The integration of journalists into Washington’s policy apparatus—with its luxuriant jungle of lobby shops thinly disguised as nonprofits, with their seminars, “scholars in residence,” and fellowships—has led to a decorous tendency to ignore the grime of politics at the level of corruption, blackmail, and bribery—mostly inaccessible
anyway without the power of subpoena. There’s an interesting genre of books, some written by political fixers in the aftermath of exposure or incarceration—Bobby Baker’s
Wheeling and Dealing
is a good example—that usefully describe the grime, but these are rarely reviewed in respectable journals.

Sometimes a cover-up does surface, propelled into the light of day by a tenacious journalist. Then there’s the outraged counterattack. Are you suggesting, sir, that the CIA connived to smuggle cocaine into America’s inner cities? Gary Webb’s career at the
San Jose Mercury News
was efficiently destroyed. Those who took the trouble to read the subsequent full report of CIA Inspector General Fred Hitz found corroboration of Webb’s charges. But by then the caravan had moved on. A jury issued its verdict, but the press box was empty.

Maybe now the decline in power of the established corporate press, the greater availability of dissenting versions of politics and history, and the exposure of the methods used to coerce public support for the attack on Iraq have engendered a greater sense of realism on the part of Americans about what their government can do. Perhaps the press will be more receptive to discomfiting stories about what Washington is capable of in the pursuit of what it deems to be the national interest. Hopefully, in this more fertile soil, Syd Schanberg’s pertinacity will be vindicated at last, and those still active in politics who connived at this abandonment of principles will be forced to give an account.

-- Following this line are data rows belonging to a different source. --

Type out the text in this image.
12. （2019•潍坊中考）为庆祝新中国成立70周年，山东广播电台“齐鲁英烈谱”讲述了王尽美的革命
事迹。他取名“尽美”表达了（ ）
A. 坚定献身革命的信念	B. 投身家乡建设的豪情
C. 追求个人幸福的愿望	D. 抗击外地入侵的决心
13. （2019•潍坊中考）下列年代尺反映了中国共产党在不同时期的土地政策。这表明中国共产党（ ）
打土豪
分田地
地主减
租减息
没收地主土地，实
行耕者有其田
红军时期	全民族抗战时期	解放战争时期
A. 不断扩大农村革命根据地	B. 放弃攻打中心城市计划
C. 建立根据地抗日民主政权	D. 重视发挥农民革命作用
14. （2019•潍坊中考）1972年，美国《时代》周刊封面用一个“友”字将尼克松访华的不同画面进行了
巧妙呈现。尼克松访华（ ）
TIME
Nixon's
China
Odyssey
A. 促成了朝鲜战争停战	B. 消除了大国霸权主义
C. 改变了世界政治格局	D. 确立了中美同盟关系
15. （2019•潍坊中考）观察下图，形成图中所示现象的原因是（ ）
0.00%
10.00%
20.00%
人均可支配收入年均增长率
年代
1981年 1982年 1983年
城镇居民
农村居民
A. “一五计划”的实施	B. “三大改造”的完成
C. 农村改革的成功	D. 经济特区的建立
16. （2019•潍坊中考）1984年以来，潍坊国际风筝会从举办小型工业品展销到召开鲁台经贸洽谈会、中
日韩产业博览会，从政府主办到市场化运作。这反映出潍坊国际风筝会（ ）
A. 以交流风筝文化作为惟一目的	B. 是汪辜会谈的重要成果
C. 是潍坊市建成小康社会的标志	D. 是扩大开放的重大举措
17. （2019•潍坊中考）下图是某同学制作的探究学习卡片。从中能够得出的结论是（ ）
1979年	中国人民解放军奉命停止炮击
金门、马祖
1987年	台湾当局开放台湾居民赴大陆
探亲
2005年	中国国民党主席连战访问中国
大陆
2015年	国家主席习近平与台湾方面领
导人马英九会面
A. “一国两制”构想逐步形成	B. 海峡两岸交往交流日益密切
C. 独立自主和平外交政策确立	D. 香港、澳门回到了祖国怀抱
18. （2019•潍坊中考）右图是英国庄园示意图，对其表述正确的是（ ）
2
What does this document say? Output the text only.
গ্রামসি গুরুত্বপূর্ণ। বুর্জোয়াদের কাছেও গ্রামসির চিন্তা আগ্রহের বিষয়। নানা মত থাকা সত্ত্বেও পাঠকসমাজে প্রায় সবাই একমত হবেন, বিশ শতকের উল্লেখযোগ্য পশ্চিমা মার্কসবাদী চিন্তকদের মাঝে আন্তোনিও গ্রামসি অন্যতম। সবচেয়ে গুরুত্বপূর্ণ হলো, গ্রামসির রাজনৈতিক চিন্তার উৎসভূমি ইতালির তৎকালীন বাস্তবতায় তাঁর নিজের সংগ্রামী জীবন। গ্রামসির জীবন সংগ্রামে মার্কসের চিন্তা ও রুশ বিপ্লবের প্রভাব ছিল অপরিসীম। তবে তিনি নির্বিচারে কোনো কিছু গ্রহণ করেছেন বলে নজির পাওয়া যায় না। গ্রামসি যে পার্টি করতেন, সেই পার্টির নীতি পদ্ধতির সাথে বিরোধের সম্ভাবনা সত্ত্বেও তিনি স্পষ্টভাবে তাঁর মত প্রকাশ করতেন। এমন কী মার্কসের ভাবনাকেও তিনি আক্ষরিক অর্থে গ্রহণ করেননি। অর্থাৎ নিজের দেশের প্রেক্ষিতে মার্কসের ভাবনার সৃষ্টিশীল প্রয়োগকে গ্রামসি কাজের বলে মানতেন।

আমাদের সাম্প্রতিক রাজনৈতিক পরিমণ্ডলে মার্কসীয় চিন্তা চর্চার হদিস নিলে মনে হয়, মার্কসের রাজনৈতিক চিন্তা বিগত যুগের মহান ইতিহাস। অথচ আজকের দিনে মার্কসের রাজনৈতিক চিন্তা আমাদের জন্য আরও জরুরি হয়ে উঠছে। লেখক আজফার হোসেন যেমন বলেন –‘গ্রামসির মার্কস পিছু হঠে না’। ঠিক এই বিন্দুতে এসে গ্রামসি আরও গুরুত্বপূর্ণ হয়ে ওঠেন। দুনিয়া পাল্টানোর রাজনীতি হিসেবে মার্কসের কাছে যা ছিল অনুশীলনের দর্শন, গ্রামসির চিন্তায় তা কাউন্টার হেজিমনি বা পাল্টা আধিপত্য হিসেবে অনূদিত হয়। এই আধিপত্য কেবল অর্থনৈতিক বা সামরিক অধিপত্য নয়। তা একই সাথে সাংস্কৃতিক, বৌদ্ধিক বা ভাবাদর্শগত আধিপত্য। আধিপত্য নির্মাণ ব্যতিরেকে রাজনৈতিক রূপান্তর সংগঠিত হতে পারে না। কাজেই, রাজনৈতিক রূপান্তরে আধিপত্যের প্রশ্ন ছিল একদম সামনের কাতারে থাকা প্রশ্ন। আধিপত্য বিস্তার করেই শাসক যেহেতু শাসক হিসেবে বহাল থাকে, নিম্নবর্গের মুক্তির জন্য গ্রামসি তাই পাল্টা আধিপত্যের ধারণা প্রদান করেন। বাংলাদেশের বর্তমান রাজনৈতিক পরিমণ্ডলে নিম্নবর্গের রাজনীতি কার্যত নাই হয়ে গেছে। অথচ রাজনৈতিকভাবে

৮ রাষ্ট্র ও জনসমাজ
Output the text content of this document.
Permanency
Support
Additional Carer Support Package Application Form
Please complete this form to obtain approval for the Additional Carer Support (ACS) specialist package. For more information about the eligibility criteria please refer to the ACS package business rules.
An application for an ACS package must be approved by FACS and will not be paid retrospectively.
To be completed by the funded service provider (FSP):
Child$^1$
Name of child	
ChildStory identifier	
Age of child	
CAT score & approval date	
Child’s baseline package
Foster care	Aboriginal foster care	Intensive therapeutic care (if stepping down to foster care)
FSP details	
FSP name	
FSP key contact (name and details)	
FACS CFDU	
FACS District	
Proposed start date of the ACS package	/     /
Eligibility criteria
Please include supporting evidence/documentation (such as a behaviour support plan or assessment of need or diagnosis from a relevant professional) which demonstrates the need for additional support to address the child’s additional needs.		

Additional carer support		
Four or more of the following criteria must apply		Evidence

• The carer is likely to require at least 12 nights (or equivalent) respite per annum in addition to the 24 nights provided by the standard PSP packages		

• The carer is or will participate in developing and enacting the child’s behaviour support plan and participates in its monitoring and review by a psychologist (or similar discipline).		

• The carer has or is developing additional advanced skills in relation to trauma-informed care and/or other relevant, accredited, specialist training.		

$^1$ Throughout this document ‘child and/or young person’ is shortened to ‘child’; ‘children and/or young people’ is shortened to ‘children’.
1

When it comes to journalistic achievements in 2010, the elephant in the room is WikiLeaks. The alleged leaker of the WikiLeaks files, Army Private Bradley Manning, currently being held in solitary confinement in sadistic conditions, should be vigorously applauded and defended for doing his sworn duty by exposing such crimes as the murder of civilians in Baghdad by US Apache helicopters. Assange and his colleagues should similarly be honored and defended. They have acted in the best traditions of the journalistic vocation.

2011

January 6

For the past seven months, twenty-two-year-old US Army Private Bradley Manning, first in an Army prison in Kuwait, now in the brig in Quantico, Virginia, has been held twenty-three hours out of twenty-four in solitary confinement in his cell, under constant harassment. If his eyes close between 5 a.m. and 8 p.m. he is jolted awake. In daylight hours he has to respond “yes” to guards every five minutes. For an hour a day he is taken to another cell where he walks figures of eight. If he stops he is taken back to his other cell.